Der Beharrliche
Zum Tod von Dr. Folkert Hinrichs
Emden / Leer. Wie hat er damit gehadert, als er seinen geliebten Beruf als Arzt aufgeben musste – aus Altersgründen. Dabei hätte der Leeraner Mediziner gerne weitergemacht. Er fühlte sich durchaus dazu in der Lage. Denn Beständigkeit und Disziplin waren Maßstäbe, nach denen Dr. Folkert Hinrichs arbeitete und lebte. Das galt auch für seine Ehrenämter. Alle nahm er jahrzehntelang wahr, darunter auch eines im kulturellen Bereich. Als Vorstandsmitglied, seit 1989 als Vorstandsvorsitzender der Stiftung Henri und Eske Nannen und Schenkung Otto van de Loo, die die Kunsthalle und die Kunst aktiv Malschule trägt, führte er das Gremium bis 2016 mit ausgleichender Gelassenheit durch alle schönen und kritischen Momente.
Als der Vorstand im Jahr 1983, drei Jahre vor der Eröffnung der Kunsthalle, gegründet wurde, war der Emder Unternehmer Jürgen Fritzen erster Vorsitzender. Und der hatte seinen Freund Folkert ermunternd beschieden: „Mach da mal mit.
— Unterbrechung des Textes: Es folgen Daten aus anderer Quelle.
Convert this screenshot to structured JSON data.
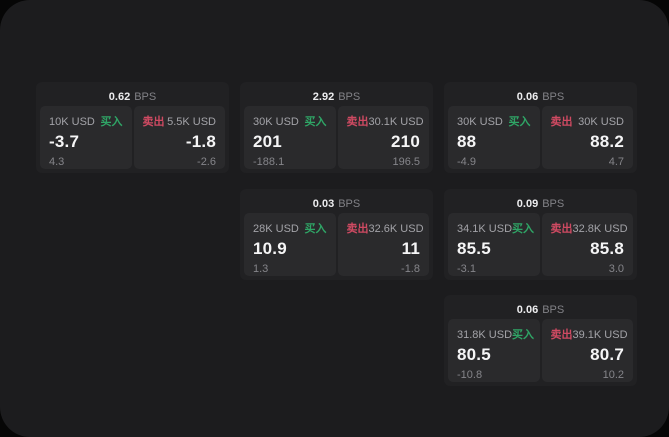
{
  "colors": {
    "buy_green": "#2fa566",
    "sell_red": "#cf4a62",
    "panel_background": "#1c1c1e",
    "card_background": "#212123",
    "tile_background": "#2a2a2c"
  },
  "cards": [
    {
      "bps_value": "0.62",
      "bps_unit": "BPS",
      "buy": {
        "amount": "10K USD",
        "label": "买入",
        "price": "-3.7",
        "delta": "4.3"
      },
      "sell": {
        "label": "卖出",
        "amount": "5.5K USD",
        "price": "-1.8",
        "delta": "-2.6"
      }
    },
    {
      "bps_value": "2.92",
      "bps_unit": "BPS",
      "buy": {
        "amount": "30K USD",
        "label": "买入",
        "price": "201",
        "delta": "-188.1"
      },
      "sell": {
        "label": "卖出",
        "amount": "30.1K USD",
        "price": "210",
        "delta": "196.5"
      }
    },
    {
      "bps_value": "0.06",
      "bps_unit": "BPS",
      "buy": {
        "amount": "30K USD",
        "label": "买入",
        "price": "88",
        "delta": "-4.9"
      },
      "sell": {
        "label": "卖出",
        "amount": "30K USD",
        "price": "88.2",
        "delta": "4.7"
      }
    },
    {
      "bps_value": "0.03",
      "bps_unit": "BPS",
      "buy": {
        "amount": "28K USD",
        "label": "买入",
        "price": "10.9",
        "delta": "1.3"
      },
      "sell": {
        "label": "卖出",
        "amount": "32.6K USD",
        "price": "11",
        "delta": "-1.8"
      }
    },
    {
      "bps_value": "0.09",
      "bps_unit": "BPS",
      "buy": {
        "amount": "34.1K USD",
        "label": "买入",
        "price": "85.5",
        "delta": "-3.1"
      },
      "sell": {
        "label": "卖出",
        "amount": "32.8K USD",
        "price": "85.8",
        "delta": "3.0"
      }
    },
    {
      "bps_value": "0.06",
      "bps_unit": "BPS",
      "buy": {
        "amount": "31.8K USD",
        "label": "买入",
        "price": "80.5",
        "delta": "-10.8"
      },
      "sell": {
        "label": "卖出",
        "amount": "39.1K USD",
        "price": "80.7",
        "delta": "10.2"
      }
    }
  ]
}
Dümmer wird man nicht davon.“ Also machte Folkert Hinrichs mit – und er blieb 33 Jahre im Amt, getreu seinem Motto: „Ich mache lieber weniger, das dann aber beharrlich.“
Hinrichs wurde in Schwerin geborin. Dort hatte sein Vater, ein gebürtiger Emder und ebenfalls Mediziner, seine Praxis eröffnet. Nach der Rückkehr nach Ostfriesland arbeitete der Vater im Borromäus-Hospital. So blieb die Familie in Leer. Hinrichs selber studierte Medizin in Göttingen, Kiel, Innsbruck, Hamburg und nochmals in Kiel. Solche Wechsel waren seinerzeit üblich. 1971 eröffnete der Mediziner mit seiner Schwester eine Gemeinschaftspraxis für Frauenkrankheiten und Geburtshilfe.
Darüber hinaus engagierte sich Hinrichs für seinen Berufsstand: zunächst als stellvertretender, dann als Vorsitzender der Kassenärztlichen Vereinigung in Aurich und als Vorsitzender der Ärztekammer Niedersachsen in der Bezirksstelle Aurich. Eng verknüpft ist seine Mitgliedschaft bei den Rotariern mit dem Einsatz für die Hospiz-Initiative Leer, für die die Rotarier eine eigene Stiftung ins Leben riefen.
Solche langfristigen Tätigkeiten, die auch mit deutlichen Meinungsbekundungen des Amtsträgers verknüpft waren, blieb nicht ohne Würdigungen. Bund und Land verliehen Verdienstorden, die Ostfriesische Landschaft ehrte den Unermüdlichen mit dem Indigenat.
Die Kunsthalle blieb sein kulturelles Zentrum. Allerdings musste sich Hinrichs, selber durchaus kunstaffin, immer wieder mit Bauvorhaben beschäftigen. Die Kunsthalle wuchs, und sie musste sich den ständig steigenden Anforderungen anpassen – sei es, was die Besucherströme anging, sei es, was Bedingungen für Ausleihen betraf, sei es auch, was die Unterbringung des eigenen Bestandes erforderte. Es wurde also gebaut.
Das habe immer wieder für Diskussionsstoff gesorgt. Im Vorstand habe dabei oft genug die Meinung vorgeherrscht, man dürfe an Henri Nannens Haus keine Veränderungen vornehmen. „Die Entwicklung geht aber nun einmal immer weiter“, hatte Hinrich gegengehalten. Schließlich stimmte der Vorstand allen Erweiterungen und Modernisierungen zu.
Von den Ausstellungen begeisterte ihn besonders die Schau mit Werken von Edvard Munch, die 2004/05 für Furore sorgte und die bisherigen Besucherrekorde brach. „Mein absolutes Highlight“, schwärmte Folkert Hinrichs noch Jahre später – kein Wunder, war er doch mit einer Norwegerin verheiratet.
Als er 2016 seine Arbeit im Vorstand der Kunsthallen-Stiftung beendete, versprach er, dass er sich „eine bleibende Verbundenheit mit dem Museum und der Stiftung“ erhalten werde. Seine Zuneigung und Hinwendung zu diesem besonderen Werk und zu Eske Nannen werde lebenslang anhalten. Von diesem Versprechen entband ihn nun der Tod. Dr. Folkert Hinrichs starb mit 87 Jahren in Leer.